Just a few months later, in June 2020, representatives of Triad and Texas A&M University along with Councilor Scott and NMIT’s Larry Hawker traveled to Chicago to meet with Kroger regarding the proposed purchase of the Meri-Mac Shopping Center which has since fallen through. When Scott made the announcement in June 2020 about the Kroger property being under contract with NMIT, the Los Alamos Reporter noticed the correlation between the name of the developer and the Triad’s name for their overall plans as mentioned by Beierschmitt in October 2019, but no information was available about the connection at the time.

“If you step way back and look at the latest census results in the state, we know that older people are arriving and younger people are leaving and it’s expected that in about 10 years, our population is going to shrink in this state and that’s not a recipe for robust economic growth.
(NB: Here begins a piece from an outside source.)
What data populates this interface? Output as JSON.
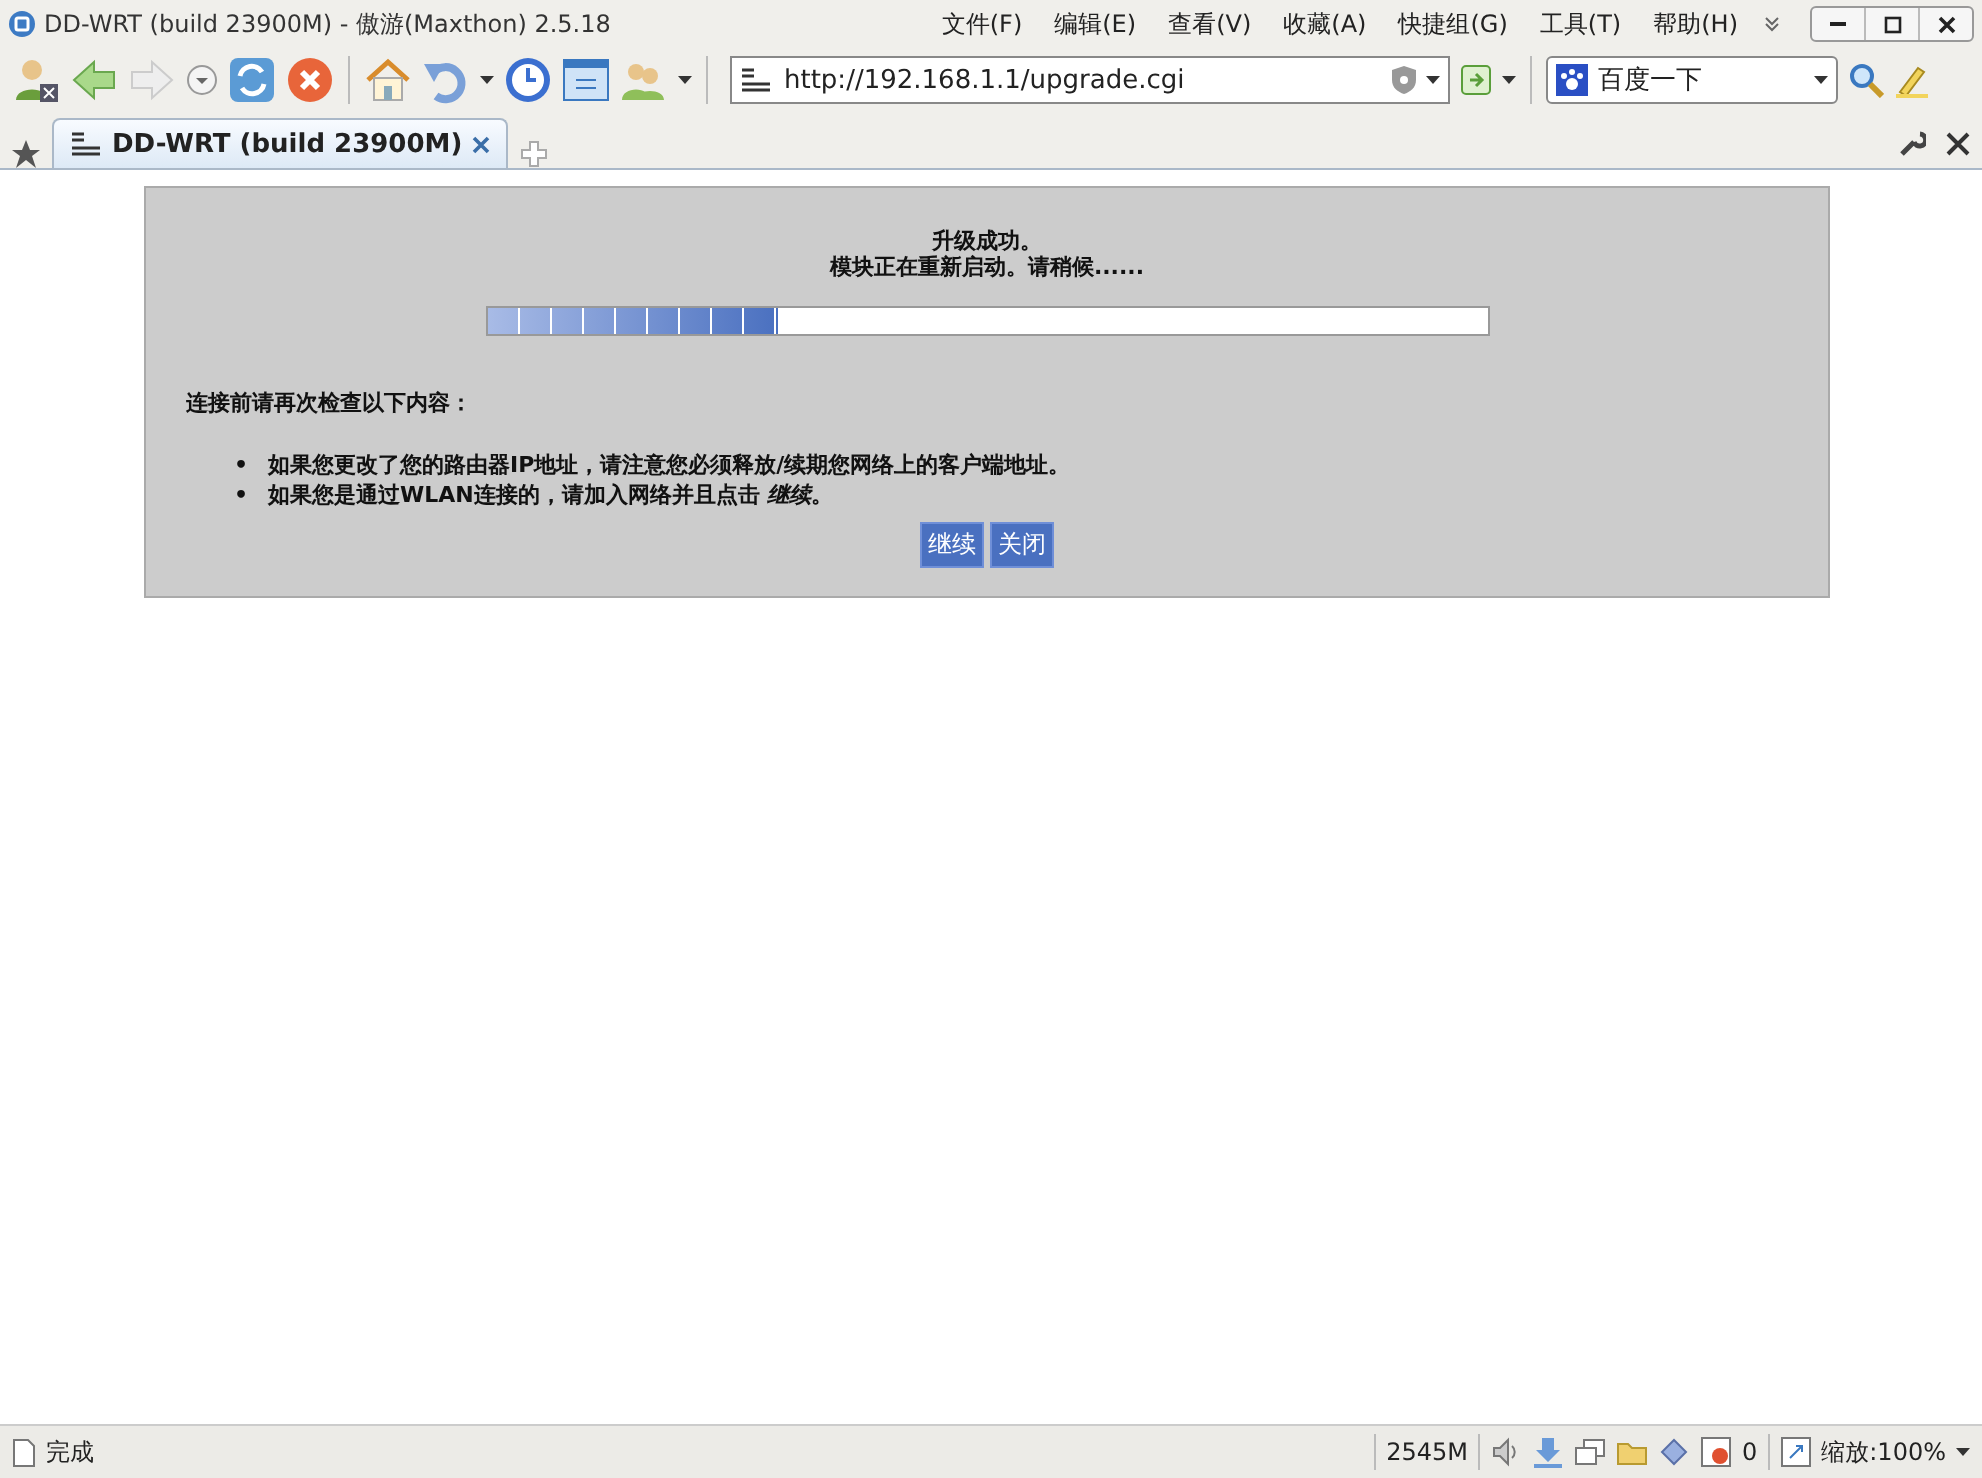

So what the New Mexico Innovation Triangle was meant to do was essentially to add another pillar to our economy to complement tourism and oil and gas and in government and national labs,” Rizzo told the Reporter.
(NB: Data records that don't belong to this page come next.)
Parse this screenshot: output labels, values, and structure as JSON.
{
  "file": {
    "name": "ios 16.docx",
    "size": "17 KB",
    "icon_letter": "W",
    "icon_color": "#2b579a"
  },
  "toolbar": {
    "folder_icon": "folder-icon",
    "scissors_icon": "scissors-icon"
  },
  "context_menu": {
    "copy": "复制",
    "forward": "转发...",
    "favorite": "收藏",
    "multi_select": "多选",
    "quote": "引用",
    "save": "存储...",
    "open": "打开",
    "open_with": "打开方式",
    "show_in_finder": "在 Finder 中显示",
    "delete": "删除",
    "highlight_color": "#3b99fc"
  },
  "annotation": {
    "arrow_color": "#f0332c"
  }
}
He said NMIT discovered during COVID that tourism is not a great leg to stand on and oil and gas are being replaced by renewables.

“So we wanted to build an innovation economy in Northern New Mexico and the reason we felt that was a good and possible thing to do was clearly the state needs another economic pillar,” Rizzo said.

He noted that with COVID, the whole world in tech has changed to where employees can work for their company but live anywhere which creates an opportunity for them to locate to Northern New Mexico.

“And with the three national labs, we’re technology and innovation rich across the state. In fact I did a calculation a few months ago where I took research and development spending per dollar and I excluded the beltway and I discovered that at least at the time, we were at 10 times more R&D per capita than Texas and four times the R&D per capita than California,” Rizzo said. “If you think about the war for talent in innovation jobs, you think about the need to create innovations around technology, New Mexico is a undiscovered gem in that regard.”

He said that with about a million people living in the counties surrounding Los Alamos, Santa Fe and Albuquerque there’s enough critical mass that a whole new set of employers could be attracted to New Mexico that has never been in the state before.

“They then hire locally, create an upward mobility for people in all walks of life, drive improvements in the education system and curriculum changes at the university level, etc. So Los Alamos is part of that, given the history of the Lab and the intellectual capability of the city. Santa Fe is clearly relevant given its sort of cultural and creative approach as exemplified by Meow Wolf, and Albuquerque with all the stuff going on with Netflix, etc.,” he said. “NMIT is a strategy whereby an innovation village in each of these cities will hopefully be developed and the Hilltop House will hopefully be the first part of that in Los Alamos. We just wish we could move faster.”